According to my definition and culture, yes. Which is why I suggested talking to your religious leaders, because it's likely their old-fashioned, archaic, and hypocritical thinking that you have been brainwashed by.

For example, why does she need to be virginal, but not you?

For me, I couldn't give a rat's ass. My STBXW was my first sexual partner, at about 23 years old. I would have been mostly physically "chaste", although if desires and imagination counted for anything, I was burning in some lower depths of hell long before than. . My STBXW had one sexual partner before we met, although I believe she likely had a few more "make out" partners as well. None of that was of any concern to me in terms of purity or chastity, but I'm not religious and there's no logical reason why it should matter to me.

C
_Posted via Mobile Device_


----------



## EleGirl (Dec 3, 2011)

vich said:


> is a girl chaste if she kissed a boy...think about it twice and then answer..:smthumbup:


Yes a girl is chaste is she kisses a boy. A woman is chaste even if she kissed a man. 

Your fiancé is a woman, not a girl. You are a man, not a boy. 

Is a man chaste if he kisses a woman? How about if he goes further to fondling? How about intercourse? Can he be chaste and yet she not? I don’t think so. Never expect anything more from your fiancé than you are yourself. It’s cruel to do so.

You have had sex with other women as a single man. So in your culture you ‘ruined’ those women. Were these women prostitutes? 

Or did you take a woman like your fiancé and ruin her life? 

Think about that twice and then answer.

chaste  
adjective, chast•er, chast•est. 
1. refraining from sexual intercourse that is regarded as contrary to morality or religion; virtuous. 
2. virgin. 
3. not engaging in sexual relations; celibate. 
4. free from obscenity; decent: chaste conversation. 
5. undefiled or stainless: chaste, white snow.


----------



## moxy (Apr 2, 2012)

If you want to marry this woman, marry her. If you don't want to, then don't. What has happened in her past and in yours are not as relevant as how you choose to live in the present. Giving someone a blowjob isn't a big deal. It doesn't mean she isn't a virgin. However, whether or not you choose to marry her, stop thinking that her value lies in her sexual history or lack thereof and start thinking about whether or not the two of you are compatible in personality. Try talking to each other and seeing if your values and interests in life actually match up. Don't worry about romancing each other, just try to see if you want enough of the same things to make your relationship work. Arranged marriages are only useful if both people are honest in their willingness to communicate what they actually need to each other. People are generally committed, if they are going this route. However, without the love hormones making communication easier, you have to work at it.

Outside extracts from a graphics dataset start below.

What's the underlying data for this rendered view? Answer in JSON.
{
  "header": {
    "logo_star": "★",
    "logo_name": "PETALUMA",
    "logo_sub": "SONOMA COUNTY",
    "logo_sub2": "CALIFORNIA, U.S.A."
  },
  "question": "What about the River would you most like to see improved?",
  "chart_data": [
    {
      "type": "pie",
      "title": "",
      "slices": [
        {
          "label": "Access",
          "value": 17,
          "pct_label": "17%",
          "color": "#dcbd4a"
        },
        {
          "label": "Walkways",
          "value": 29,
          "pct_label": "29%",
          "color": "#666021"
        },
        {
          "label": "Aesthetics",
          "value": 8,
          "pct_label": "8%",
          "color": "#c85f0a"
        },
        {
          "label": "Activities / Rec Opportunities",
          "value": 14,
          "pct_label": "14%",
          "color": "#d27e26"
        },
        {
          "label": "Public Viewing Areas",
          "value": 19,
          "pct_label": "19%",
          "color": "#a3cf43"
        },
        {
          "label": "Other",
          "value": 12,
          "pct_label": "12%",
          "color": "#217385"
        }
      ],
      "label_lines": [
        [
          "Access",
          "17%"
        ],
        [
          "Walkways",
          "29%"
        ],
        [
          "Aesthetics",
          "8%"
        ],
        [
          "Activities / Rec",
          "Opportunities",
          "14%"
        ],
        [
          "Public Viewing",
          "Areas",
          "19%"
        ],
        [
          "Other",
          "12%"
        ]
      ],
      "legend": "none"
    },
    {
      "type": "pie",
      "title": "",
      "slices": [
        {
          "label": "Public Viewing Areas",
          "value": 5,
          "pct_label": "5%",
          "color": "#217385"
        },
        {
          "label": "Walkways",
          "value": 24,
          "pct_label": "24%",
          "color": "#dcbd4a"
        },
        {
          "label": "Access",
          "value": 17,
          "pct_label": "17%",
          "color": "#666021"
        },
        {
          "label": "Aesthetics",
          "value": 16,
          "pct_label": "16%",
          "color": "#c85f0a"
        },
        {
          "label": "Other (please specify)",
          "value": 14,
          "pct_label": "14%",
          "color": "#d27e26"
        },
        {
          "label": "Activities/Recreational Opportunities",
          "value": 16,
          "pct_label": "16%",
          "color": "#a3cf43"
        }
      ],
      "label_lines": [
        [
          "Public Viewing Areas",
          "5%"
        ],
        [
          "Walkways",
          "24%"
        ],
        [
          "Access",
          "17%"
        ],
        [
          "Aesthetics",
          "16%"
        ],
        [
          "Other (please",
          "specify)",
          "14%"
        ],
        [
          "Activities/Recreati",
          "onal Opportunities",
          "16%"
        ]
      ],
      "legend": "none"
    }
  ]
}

As long as neither of you is screwing other people now, who cares what she did in the past? She was honest with you about her past and you admit to having a sexual history, too, so drop the double standard and decide if you want this or not -- and don't go through with it if you aren't actually committed to making it work, whether or not you're afraid of disappointing your parents. Honesty. Is. Important. Especially, to yourself.


----------